The answer is probably not RAM at least in a basic sense, but it might be "L1/L2 caches". The L1/L2 caches are much more important for application performance than RAM throughput. Modern Intel CPUs are designed around the idea that L1/L2 cache hit rates will likely be good (if not great). If the L1/L2 caches are rendered useless by an algorithm that's churning through megabytes of memory without some frequent reuse pattern, then the CPU will essentially become bottlenecked against the RAM latency.

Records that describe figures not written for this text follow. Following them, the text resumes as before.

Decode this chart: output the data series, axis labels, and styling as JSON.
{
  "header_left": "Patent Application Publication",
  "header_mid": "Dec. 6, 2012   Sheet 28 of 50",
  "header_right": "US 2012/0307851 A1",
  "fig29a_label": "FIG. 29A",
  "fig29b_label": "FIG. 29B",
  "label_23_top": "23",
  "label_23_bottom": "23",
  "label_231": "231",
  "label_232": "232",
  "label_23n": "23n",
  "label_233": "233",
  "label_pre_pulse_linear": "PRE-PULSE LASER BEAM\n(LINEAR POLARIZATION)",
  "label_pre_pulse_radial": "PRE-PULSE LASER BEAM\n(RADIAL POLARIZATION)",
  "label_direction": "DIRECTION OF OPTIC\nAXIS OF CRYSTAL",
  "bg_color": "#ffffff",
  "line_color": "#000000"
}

RAM Latency is Not RAM Throughput
While the throughput of the ram is probably plenty enough to keep up with all your threads over time, the latency is not. Latency reading from RAM is 80-120 cycles, depending on CPU clock multiplier. By comparison, latency reading from L1 is 3 cycles, from L2 11-12 cycles. Therefore, if some portion of your algorithm is always resulting in a fetch from RAM, then that portion will always take a very long time to execute, and approx the same time on different CPUs since the ram latency will be about the same. 100 cycles on a Xeon is long enough that even a single stall against RAM can become the dominant hot-spot in an algo (consider that these chips avg 3 instructions per cycle).
I do not know if this is the actual bottleneck on your application, since I don't know how much data it processes on each iteration, or what access ram patterns it uses. But this is one of the only explanations for having a constant-time algo across many configurations of thread, and across different Xeon CPUs.
(Edit: There's also a shared L3 cache on these Xeon chips, but its helpfulness is pretty limited. The latency on L3 accesses is 50-60 cycles -- better than RAM but not by much. And the chance to hit L3 is pretty slim if both L1/L2 are already ineffective. As mentioned before, these chips are designed with high L1/L2 hit rates in mind: The L3 cache arrangement is built in such a way to compliment occasional misses from L1/L2, and does not do well serving data as a primary cache itself)
Two tipps:
1) set number of threads to num cores + 1.
2) cpu speed tell little, it is also speed and size of first and 2nd level cpu cache. and memory, too. (My Quadcore is nominally 20% faster than my dual core laptop, but in reality with a single thread high cpu application. it is 400 - 800% faster. (caused by faster memory, cpu design, cache, etc.)
Server processing power is often less than that of a private PC because they are more designed for robustness and 24h uptime.